The Melbourne Archdiocese is one of a number of large organisations that have been hit by cyber attackers in recent months. Source: The Age.
Cyber attackers have also targeted Australia’s biggest corporate superannuation fund, TelstraSuper, and Toyota.
The Age has confirmed the attacks, after revealing on Wednesday that a cyber crime syndicate hacked and scrambled the files of Melbourne Heart Group, a cardiology unit based at Cabrini Hospital.
The Melbourne Archdiocese breach took place in late November, when hackers infiltrated the Church’s IT system using “ransomware”, a type of attack which can threaten to publish the victim’s data or block access to it unless money is paid.

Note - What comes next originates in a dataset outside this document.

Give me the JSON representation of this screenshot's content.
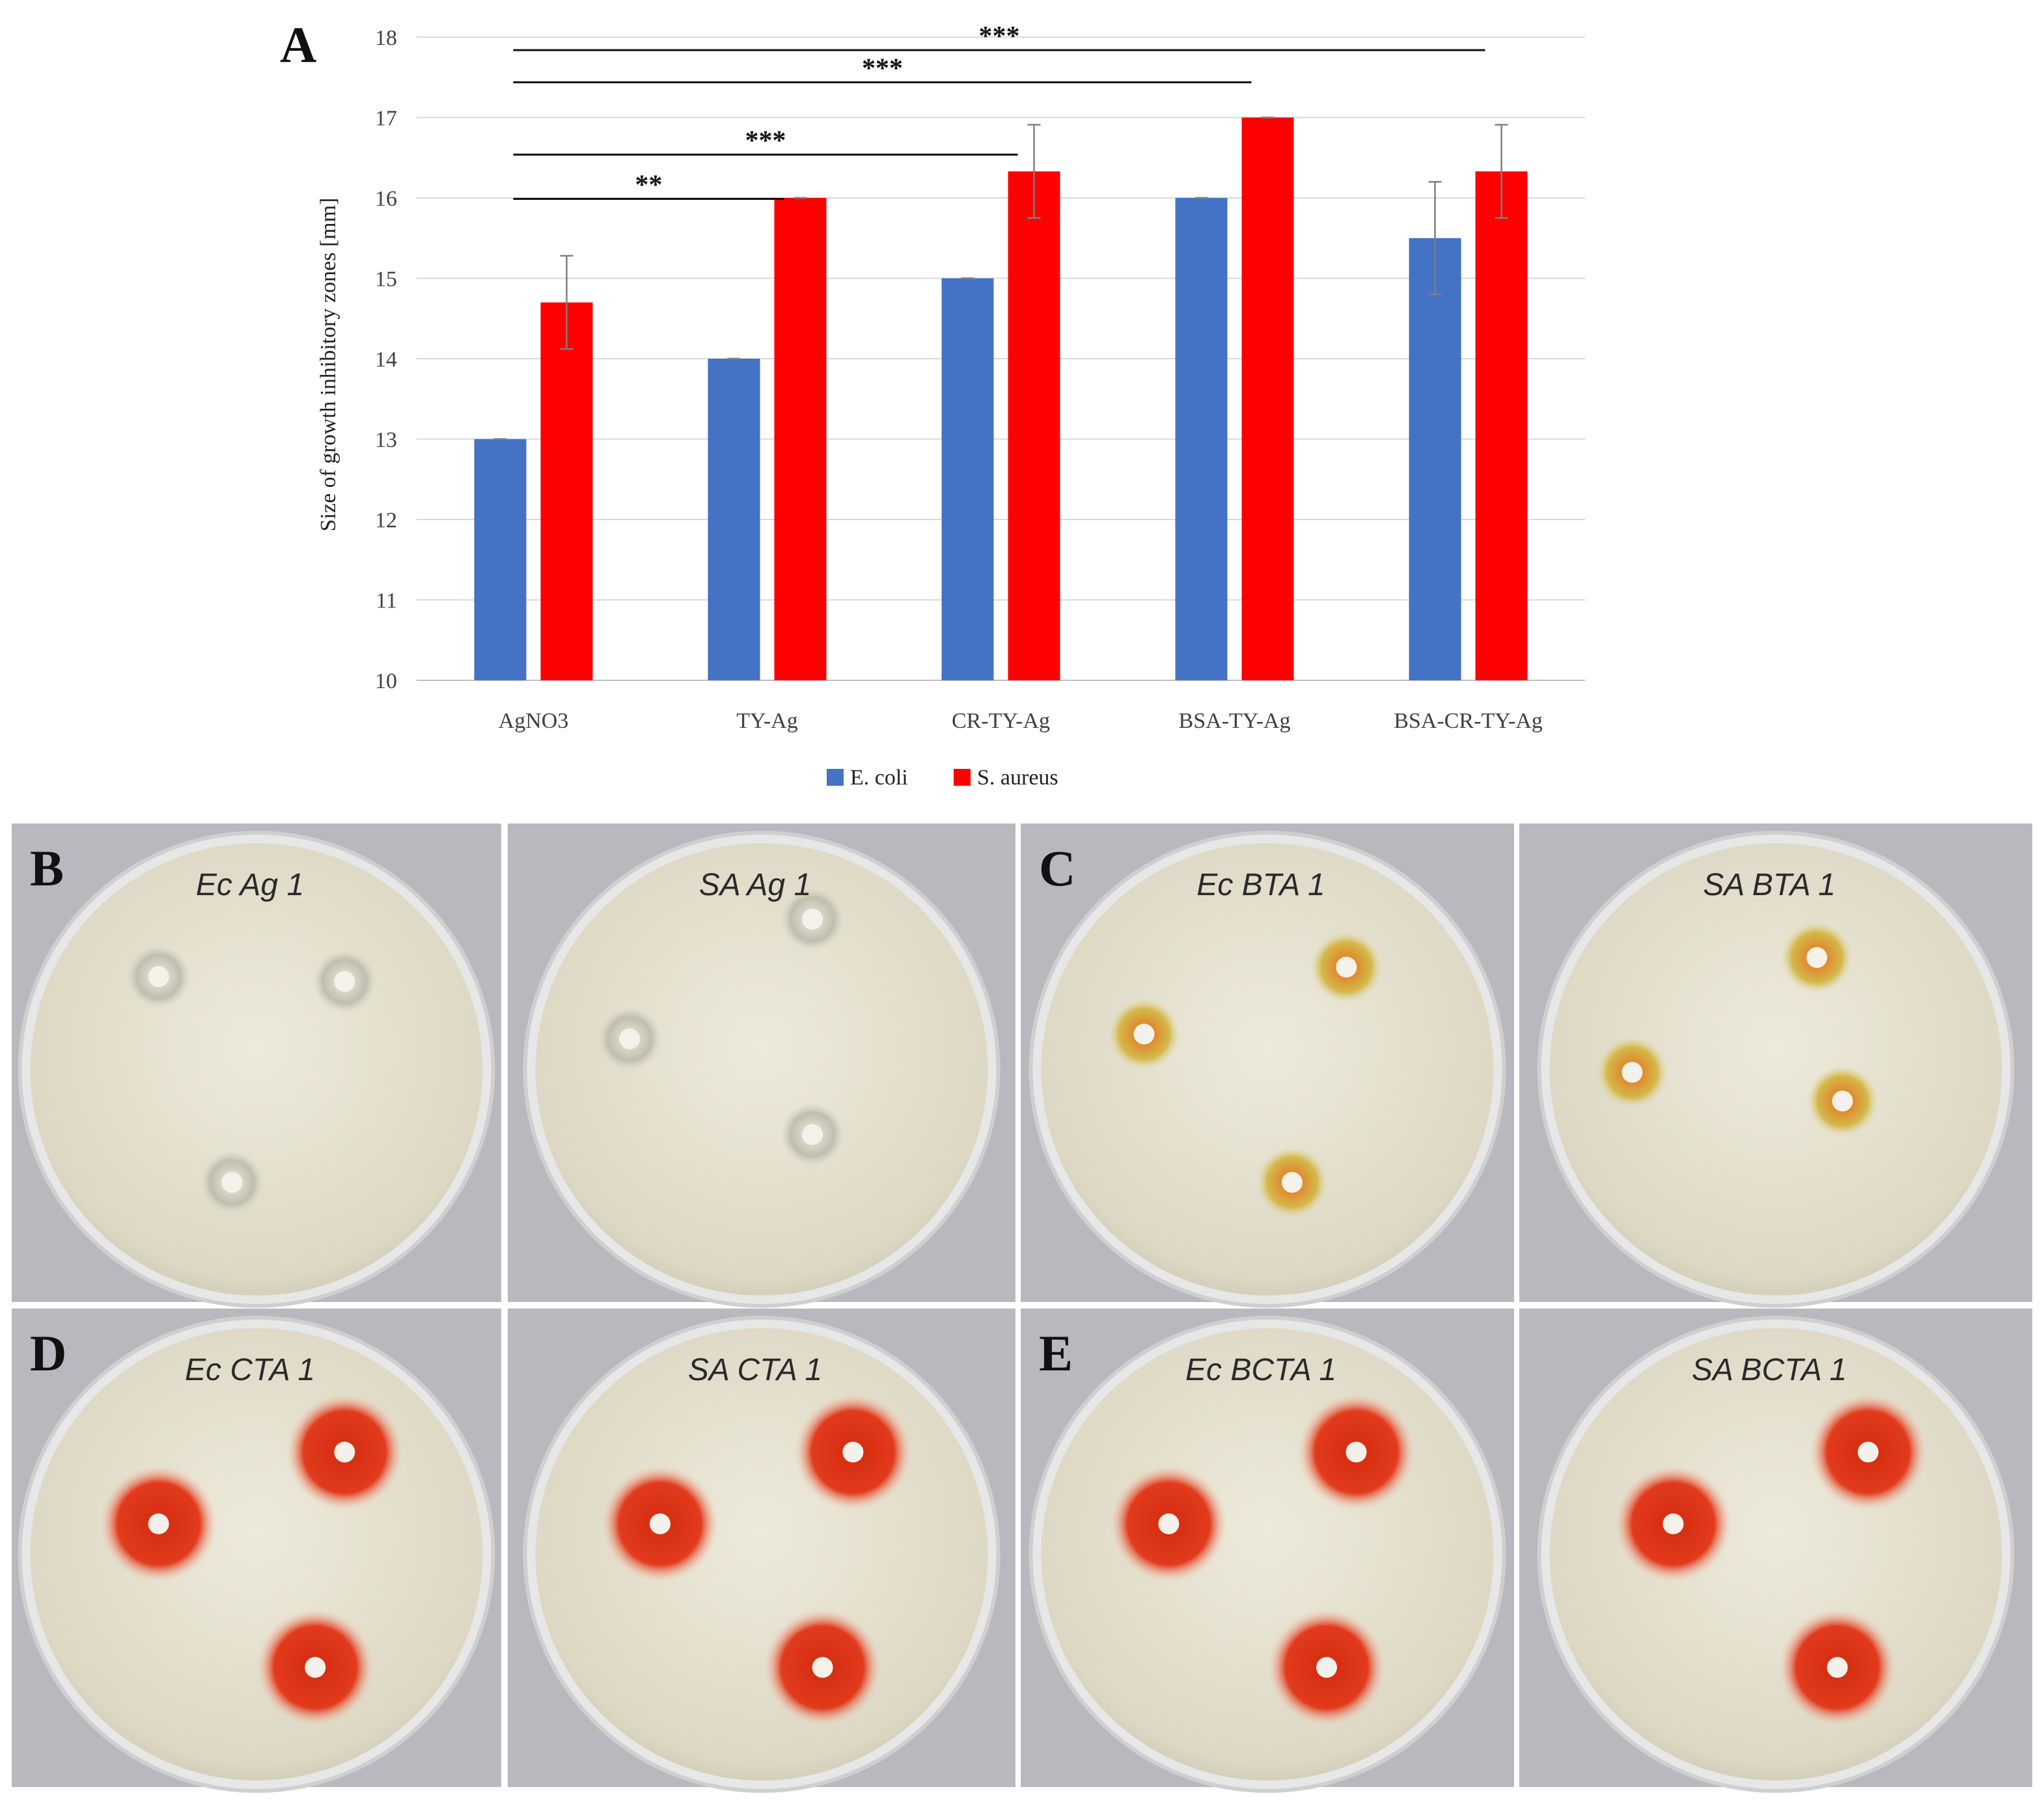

An Archdiocese spokesman confirmed the attack had taken place, but said the Church had been able to “isolate its impact” and progressively restore services.
“We have not engaged with the ransomware issuer and obviously, no ransom has been paid,” he said.
Led by Archbishop Peter A. Comensoli, the Melbourne Archdiocese has more than 200 parishes, 331 schools and 10 hospitals.
However, it is understood that the impact was contained to the Church’s internal IT system, and did not affect, for example, sensitive data relating to the schools overseen by the Church’s education arm, which runs on a separate network.
This week it became known that Australia’s political parties suffered cyber attacks alongside the Parliament House computer network several weeks ago by a “sophisticated state actor”. Cyber security experts believe China is a chief suspect.
After The Age’s reporting of the Melbourne Heart Group breach, Cabrini Hospital sought to stress that none of its patient data had been compromised in the MHG attack, because both are separate entities. MHG paid a $10,000 ransom to regain access to its patients’ files.
A Victorian Department of Health and Human Services spokesman said no public hospital in the state had been impacted by a cyber attack via the MHG incident.
The state government allocated $33.9 million over the past three years for public health services to replace “at-risk” technology.